Previous studies have associated these body composition characteristics with increased risk for cardiovascular diseases and metabolic problems, Mr. Jones noted.
In the second study of 365 women with nonmetastatic breast cancer seen at a survivorship center in 2006-2012, 13% already were being followed by a cardiologist, 21% were referred to cardio-oncology after their initial visit to the survivorship center, and 66% were not referred, Jennifer R. Klemp, Ph.D., and her associates found.
Patients who were not referred had an average of four risk factors for cardiovascular disease, significantly fewer than the average of six cardiovascular risk factors in patients referred to cardio-oncology and those already seeing a cardiologist, reported Dr. Klemp, director of cancer survivorship at the University of Kansas, Westwood.
The risk factors considered in the study included exposure to cardiotoxic breast cancer treatment as well as traditional risk factors: a BMI greater than 25, diabetes; hypertension, an elevated HDL level, a history of smoking, a family history of an MI before age 60 years, and exercising fewer than 150 min/wk.
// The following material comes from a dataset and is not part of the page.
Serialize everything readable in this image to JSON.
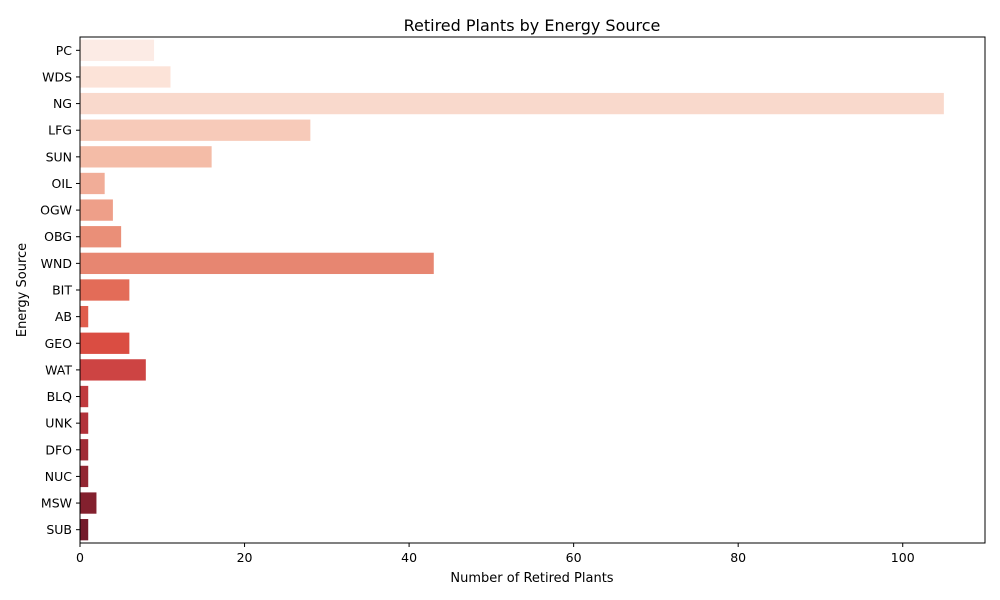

Breast cancer treatment–related risk factors included an ejection fraction less than 50%; anti-hormone therapy; use of tamoxifen, anthracycline, or Herceptin (trastuzumab); and left chest wall radiation.
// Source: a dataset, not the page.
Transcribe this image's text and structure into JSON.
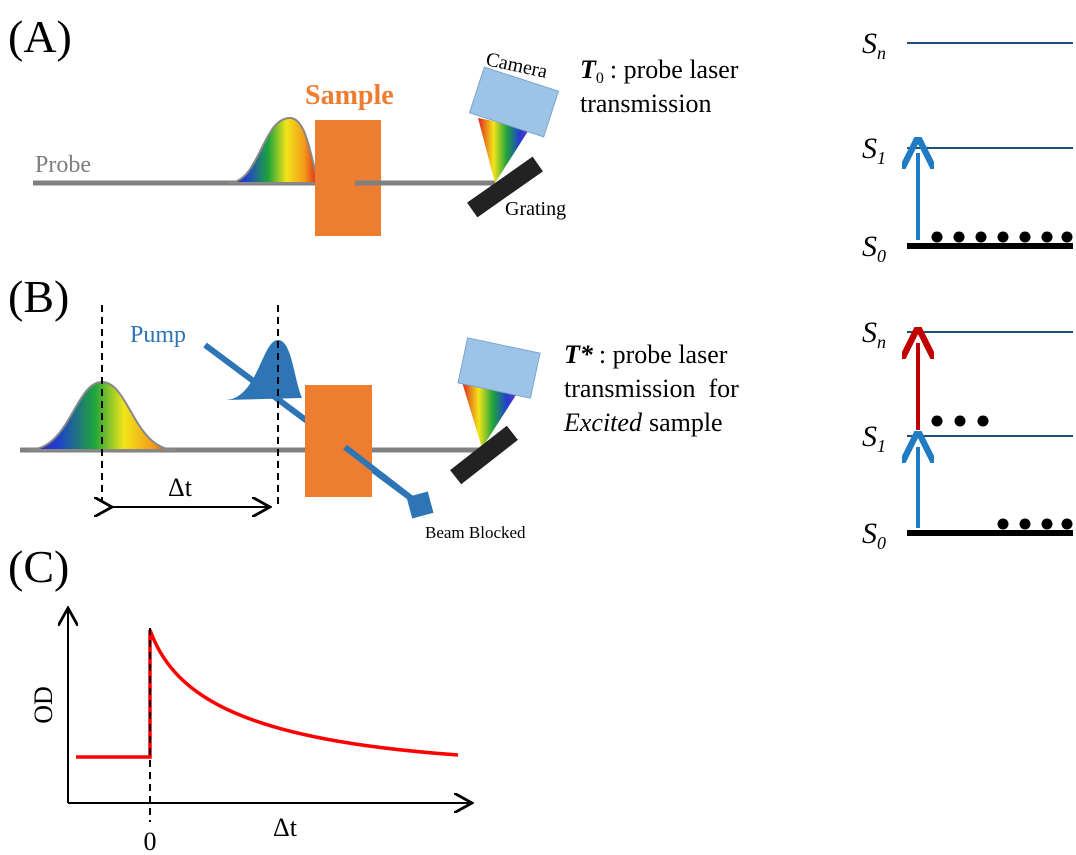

Among patients referred to cardio-oncology, 92% showed up. Most often they received additional diagnostic tests, changes in medications, or return visits for follow-up.
"These findings demonstrate the need to determine how to include treatment-related risk factors along with traditional cardiovascular risk factors in assessing and managing cardiovascular risk in breast cancer survivors," Dr. Klemp said.
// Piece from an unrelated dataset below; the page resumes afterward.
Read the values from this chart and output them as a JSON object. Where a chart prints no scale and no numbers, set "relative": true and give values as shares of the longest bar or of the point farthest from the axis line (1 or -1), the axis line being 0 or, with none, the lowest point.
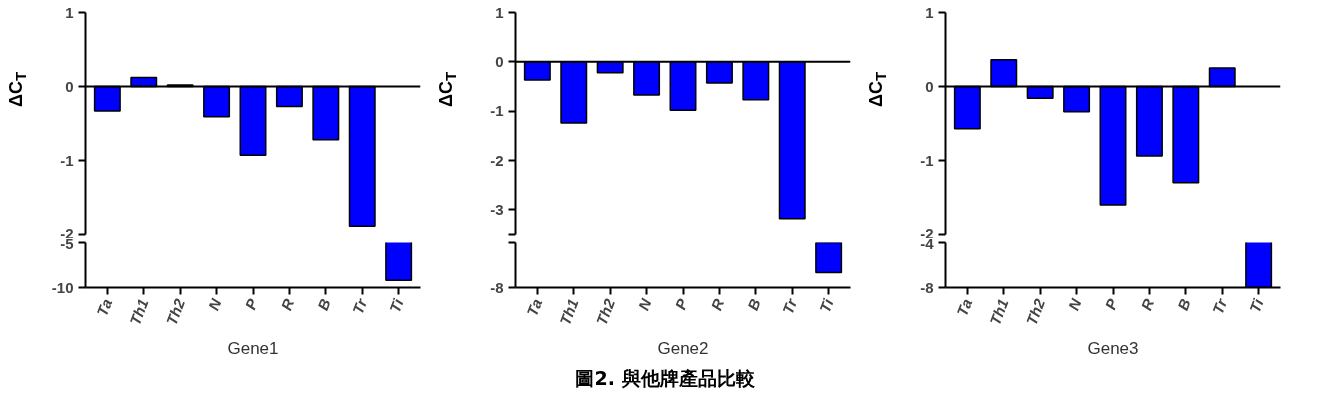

Mr. Jones and Dr. Klemp reported having no relevant financial disclosures. Most of Dr. Jones’ associates were employees or leaders of Ville-Marie Medical Center.
On Twitter @sherryboschert
*Correction, 11/20/2013: A previous version of this article misstated one of the symptoms for both increased cardiac risk and increased risk for cardio-oncology referrals.
AT THE ASCO BREAST CANCER SYMPOSIUM
Major finding: Mean blood pressures were 128/77 mm Hg in patients treated with surgery, chemotherapy, radiation, and hormone therapy compared with 123/74 mm Hg in controls, in one study. In a second study, 13% of patients at a survivorship center were seeing a cardiologist and 21% were referred to one.
Data source: A prospective study comparing 740 breast cancer survivors with 3,674 nononcology patients, and a separate retrospective study of 365 women at a survivorship center.
Disclosures: Mr. Jones and Dr. Klemp reported having no relevant financial disclosures. Most of Mr. Jones’ associates were employees or leaders of Ville-Marie Medical Center.